Incorporating Sustainability

June 10, 2021  
TIGS Prep Educator - Alison Warren

“The whole of life is coming to terms with yourself and the natural world.  Why are you here? How do you fit in? What’s it all about?” – Sir David Attenborough

Since 1974, World Environment Day has been celebrated every year on 5 June, engaging governments, businesses and citizens in an effort to address pressing environmental issues. This year’s theme is ecosystem restoration, with healthy ecosystems can we enhance people’s livelihoods, counteract climate change and stop the collapse of biodiversity.

To celebrate World Environment Day, we constructed insect hotels and discussed insect’s role in our ecosystem as they are part of our world. Like any creature living on our planet, whether that is human or bug, we all need somewhere to call home. The children used a variety of natural items to create levels inside the hotel for different types of insects to inhabit. We will hang the insect hotels in our garden and guide the children in their care towards becoming more eco-friendly aware with play-based hands-on activities and environmental changes.

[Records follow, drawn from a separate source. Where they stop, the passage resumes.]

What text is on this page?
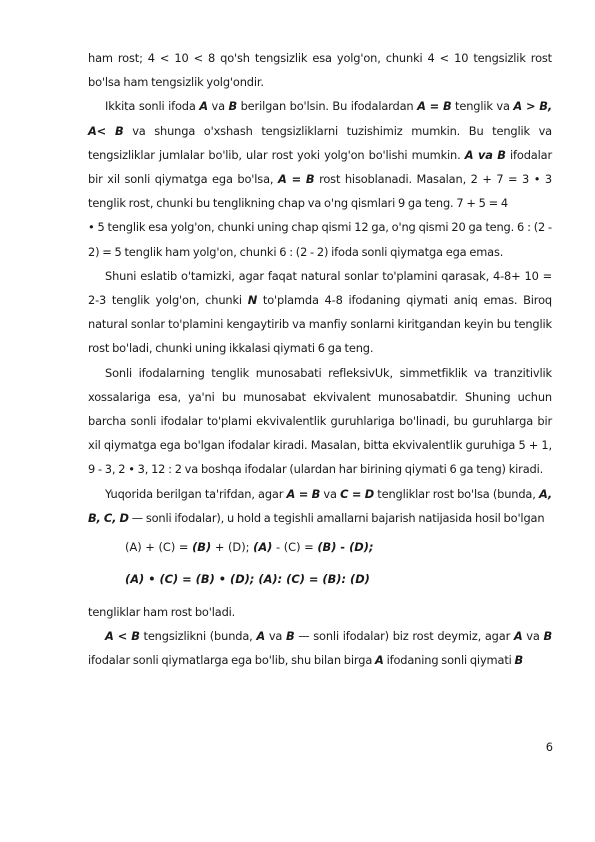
ham rost; 4 < 10 < 8 qo'sh tengsizlik esa yolg'on, chunki 4 < 10 tengsizlik rost bo'lsa ham tengsizlik yolg'ondir.

Ikkita sonli ifoda A va B berilgan bo'lsin. Bu ifodalardan A = B tenglik va A > B, A< B va shunga o'xshash tengsizliklarni tuzishimiz mumkin. Bu tenglik va tengsizliklar jumlalar bo'lib, ular rost yoki yolg'on bo'lishi mumkin. A va B ifodalar bir xil sonli qiymatga ega bo'lsa, A = B rost hisoblanadi. Masalan, 2 + 7 = 3 • 3 tenglik rost, chunki bu tenglikning chap va o'ng qismlari 9 ga teng. 7 + 5 = 4

• 5 tenglik esa yolg'on, chunki uning chap qismi 12 ga, o'ng qismi 20 ga teng. 6 : (2 - 2) = 5 tenglik ham yolg'on, chunki 6 : (2 - 2) ifoda sonli qiymatga ega emas.

Shuni eslatib o'tamizki, agar faqat natural sonlar to'plamini qarasak, 4-8+ 10 = 2-3 tenglik yolg'on, chunki N to'plamda 4-8 ifodaning qiymati aniq emas. Biroq natural sonlar to'plamini kengaytirib va manfiy sonlarni kiritgandan keyin bu tenglik rost bo'ladi, chunki uning ikkalasi qiymati 6 ga teng.

Sonli ifodalarning tenglik munosabati refleksivUk, simmetfiklik va tranzitivlik xossalariga esa, ya'ni bu munosabat ekvivalent munosabatdir. Shuning uchun barcha sonli ifodalar to'plami ekvivalentlik guruhlariga bo'linadi, bu guruhlarga bir xil qiymatga ega bo'lgan ifodalar kiradi. Masalan, bitta ekvivalentlik guruhiga 5 + 1, 9 - 3, 2 • 3, 12 : 2 va boshqa ifodalar (ulardan har birining qiymati 6 ga teng) kiradi.

Yuqorida berilgan ta'rifdan, agar A = B va C = D tengliklar rost bo'lsa (bunda, A, B, C, D — sonli ifodalar), u hold a tegishli amallarni bajarish natijasida hosil bo'lgan

(A) + (C) = (B) + (D); (A) - (C) = (B) - (D);
(A) • (C) = (B) • (D); (A): (C) = (B): (D)

tengliklar ham rost bo'ladi.

A < B tengsizlikni (bunda, A va B — sonli ifodalar) biz rost deymiz, agar A va B ifodalar sonli qiymatlarga ega bo'lib, shu bilan birga A ifodaning sonli qiymati B

6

An important element of our responsibility as educators is to teach our young children about their responsibilities as citizens of the world. This includes introducing children to the concept of sustainability and how we can practice this in our everyday lives. By embedding these practices into the children’s routines through simple tasks such as not letting the water run too long after washing hands, placing the paper in special recycling bins or encouraging children to grow a garden, use compost or turning off lights when we are not using a room, reinforces the importance of caring for the world in which we live. TIGS Prep educators are important role models and by explaining to children why they are reusing packaging or cardboard for Art or selecting natural resources (loose parts) over plastic materials, they instil a desire in children to continue sustainable practices themselves in later life.

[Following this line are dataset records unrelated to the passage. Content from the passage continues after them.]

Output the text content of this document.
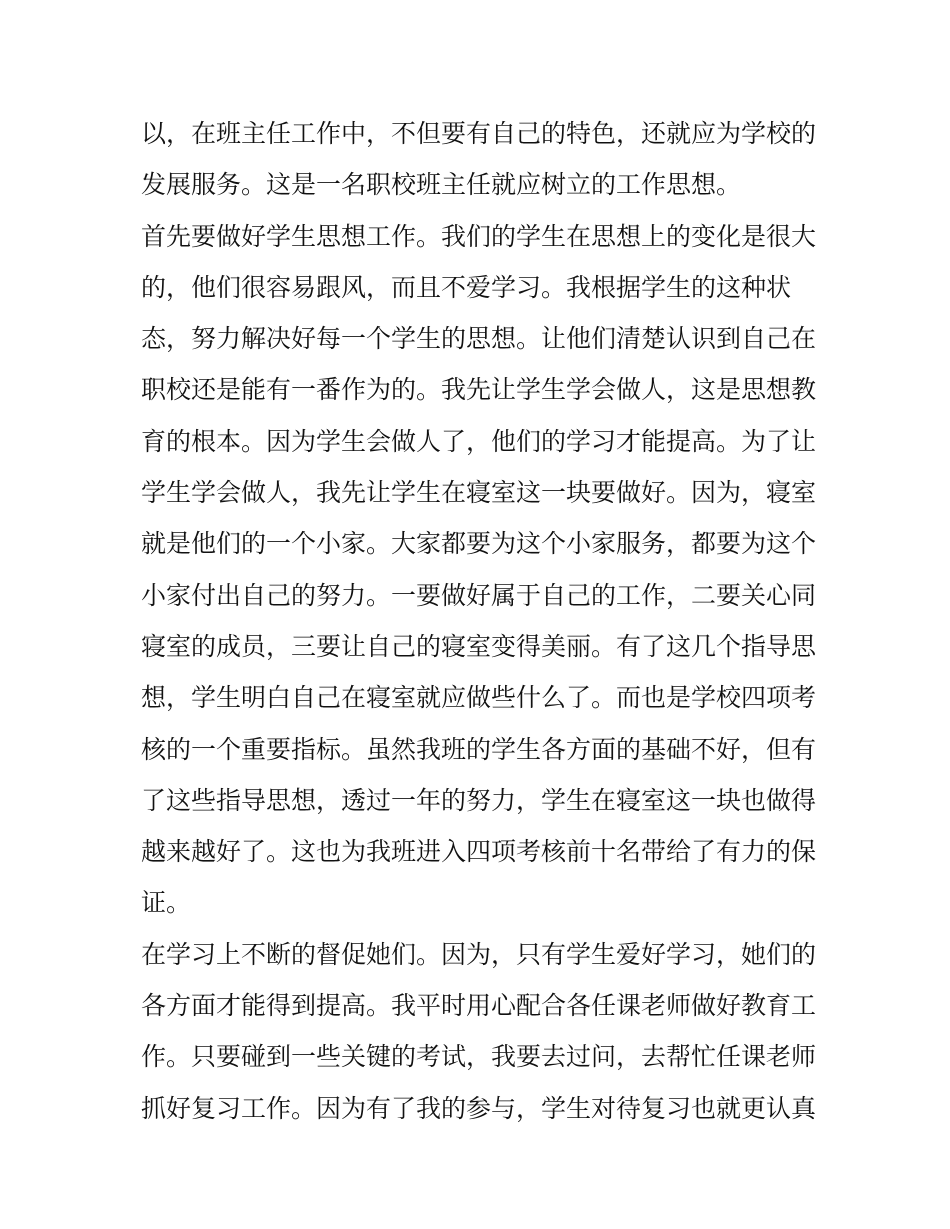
以，在班主任工作中，不但要有自己的特色，还就应为学校的
发展服务。这是一名职校班主任就应树立的工作思想。
首先要做好学生思想工作。我们的学生在思想上的变化是很大
的，他们很容易跟风，而且不爱学习。我根据学生的这种状
态，努力解决好每一个学生的思想。让他们清楚认识到自己在
职校还是能有一番作为的。我先让学生学会做人，这是思想教
育的根本。因为学生会做人了，他们的学习才能提高。为了让
学生学会做人，我先让学生在寝室这一块要做好。因为，寝室
就是他们的一个小家。大家都要为这个小家服务，都要为这个
小家付出自己的努力。一要做好属于自己的工作，二要关心同
寝室的成员，三要让自己的寝室变得美丽。有了这几个指导思
想，学生明白自己在寝室就应做些什么了。而也是学校四项考
核的一个重要指标。虽然我班的学生各方面的基础不好，但有
了这些指导思想，透过一年的努力，学生在寝室这一块也做得
越来越好了。这也为我班进入四项考核前十名带给了有力的保
证。
在学习上不断的督促她们。因为，只有学生爱好学习，她们的
各方面才能得到提高。我平时用心配合各任课老师做好教育工
作。只要碰到一些关键的考试，我要去过问，去帮忙任课老师
抓好复习工作。因为有了我的参与，学生对待复习也就更认真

Teaching children why we have separate bins for plastics, paper and rubbish helps them to understand what happens to waste when we are finished with it. Discussing the role of trees in our environment to provide us with the oxygen that we need to survive also allows them to understand the importance of conservation and allows them to appreciate that recycling paper and not wasting it they are able to have a positive impact on the environment and their own future.